Summary:
Purpose: To present 2 techniques that utilize the ultrasonic scaler to aid in dislodging the silver cone
Most highlighted Results:
Four factors that complicate the removal of silver cones:
1. Use of zinc phosphate cement 2. Use of cement that have no known solvent.
3. Corrosion products may “lock” silver cones into the canal space.
4. Silver cones may be sectioned at or below the level of the canal orifice which complicates their removal.

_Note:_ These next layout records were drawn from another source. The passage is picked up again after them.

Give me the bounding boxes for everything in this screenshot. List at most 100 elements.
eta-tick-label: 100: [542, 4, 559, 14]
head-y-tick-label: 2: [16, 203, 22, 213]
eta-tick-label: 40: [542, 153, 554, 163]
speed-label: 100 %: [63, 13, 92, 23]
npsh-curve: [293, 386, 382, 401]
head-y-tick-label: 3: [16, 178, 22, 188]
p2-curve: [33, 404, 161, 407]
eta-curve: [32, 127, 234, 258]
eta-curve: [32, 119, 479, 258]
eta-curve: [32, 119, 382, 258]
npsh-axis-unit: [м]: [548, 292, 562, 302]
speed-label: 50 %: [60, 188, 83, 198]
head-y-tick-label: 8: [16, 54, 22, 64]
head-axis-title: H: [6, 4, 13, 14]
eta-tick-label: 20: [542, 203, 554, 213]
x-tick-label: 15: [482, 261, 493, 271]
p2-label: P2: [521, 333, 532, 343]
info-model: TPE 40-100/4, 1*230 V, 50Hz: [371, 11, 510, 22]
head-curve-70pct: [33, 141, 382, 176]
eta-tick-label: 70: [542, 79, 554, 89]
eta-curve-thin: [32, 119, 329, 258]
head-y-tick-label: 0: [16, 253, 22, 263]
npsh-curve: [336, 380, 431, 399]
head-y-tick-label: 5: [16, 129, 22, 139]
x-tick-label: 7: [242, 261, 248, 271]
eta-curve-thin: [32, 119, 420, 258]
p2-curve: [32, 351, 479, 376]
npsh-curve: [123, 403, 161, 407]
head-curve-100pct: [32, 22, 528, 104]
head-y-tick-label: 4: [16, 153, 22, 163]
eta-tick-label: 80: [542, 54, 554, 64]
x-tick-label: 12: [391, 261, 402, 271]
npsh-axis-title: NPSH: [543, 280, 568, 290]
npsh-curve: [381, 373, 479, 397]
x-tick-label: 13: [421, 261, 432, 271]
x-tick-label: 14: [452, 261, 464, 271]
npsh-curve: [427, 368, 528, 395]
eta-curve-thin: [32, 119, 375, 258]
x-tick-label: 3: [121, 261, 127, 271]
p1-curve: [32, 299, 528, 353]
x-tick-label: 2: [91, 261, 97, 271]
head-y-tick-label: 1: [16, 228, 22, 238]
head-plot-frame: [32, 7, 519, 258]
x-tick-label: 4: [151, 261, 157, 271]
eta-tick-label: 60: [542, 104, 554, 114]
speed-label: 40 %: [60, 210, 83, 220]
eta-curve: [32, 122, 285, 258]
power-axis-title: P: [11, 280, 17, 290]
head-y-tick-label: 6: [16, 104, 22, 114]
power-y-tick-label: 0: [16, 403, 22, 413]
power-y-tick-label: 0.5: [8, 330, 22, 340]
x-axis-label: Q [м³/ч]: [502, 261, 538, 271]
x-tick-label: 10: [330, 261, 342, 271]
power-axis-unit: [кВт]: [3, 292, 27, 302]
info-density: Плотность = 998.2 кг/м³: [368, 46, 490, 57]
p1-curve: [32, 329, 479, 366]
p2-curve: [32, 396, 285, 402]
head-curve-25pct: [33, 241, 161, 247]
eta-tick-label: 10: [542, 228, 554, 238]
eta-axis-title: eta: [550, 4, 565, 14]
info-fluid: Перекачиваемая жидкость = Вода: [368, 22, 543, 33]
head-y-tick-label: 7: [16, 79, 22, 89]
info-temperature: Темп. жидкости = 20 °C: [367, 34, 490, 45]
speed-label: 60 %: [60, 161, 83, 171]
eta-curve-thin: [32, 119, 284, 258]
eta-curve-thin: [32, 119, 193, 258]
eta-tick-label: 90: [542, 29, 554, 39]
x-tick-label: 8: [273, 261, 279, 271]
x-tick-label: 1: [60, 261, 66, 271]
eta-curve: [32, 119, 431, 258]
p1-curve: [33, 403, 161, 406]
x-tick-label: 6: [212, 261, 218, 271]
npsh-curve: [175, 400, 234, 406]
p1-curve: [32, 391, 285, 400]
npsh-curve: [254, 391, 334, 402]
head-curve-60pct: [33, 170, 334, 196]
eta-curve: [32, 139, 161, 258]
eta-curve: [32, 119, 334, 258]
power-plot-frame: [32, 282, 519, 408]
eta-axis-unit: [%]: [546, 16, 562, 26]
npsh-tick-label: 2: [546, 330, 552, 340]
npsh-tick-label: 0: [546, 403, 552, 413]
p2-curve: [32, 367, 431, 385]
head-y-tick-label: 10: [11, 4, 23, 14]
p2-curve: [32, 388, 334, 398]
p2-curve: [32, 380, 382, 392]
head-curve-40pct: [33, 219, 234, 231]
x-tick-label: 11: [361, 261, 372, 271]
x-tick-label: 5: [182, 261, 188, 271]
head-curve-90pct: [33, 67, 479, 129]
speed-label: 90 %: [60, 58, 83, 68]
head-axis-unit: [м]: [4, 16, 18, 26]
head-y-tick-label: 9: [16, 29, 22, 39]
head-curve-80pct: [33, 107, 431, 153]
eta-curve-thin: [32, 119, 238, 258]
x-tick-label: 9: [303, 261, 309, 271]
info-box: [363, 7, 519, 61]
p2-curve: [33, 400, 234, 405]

Silver cones with a handle:
•Using ultrasonic scaler and apply moderate pressure to the cement covering the silver cone until the silver cone “backs out.” without the necessity of grasping the cone to remove it.
Silver cones without a handle below the level of the chamber:
A- If a silver cone is flush with the canal orifice
•#15 to 20 file should first be used to explore the interface between the silver cone and canal walls.
•When #25 file bypassed the cone by 3-4 mm, #25 or 30 H file should be used.
•The H file is then grasped while the ultrasonic scaler is placed on the shank of the file.
B- If a silver cone has broken off below the orifice
•The Masserann technique may then be utilized.
Clinical significance
The use of the ultrasonic scaler alone and in combination with other silver cone retrieval devices offers the advantages of conserving tooth structure; avoidance of surgical treatment; and time saving technique.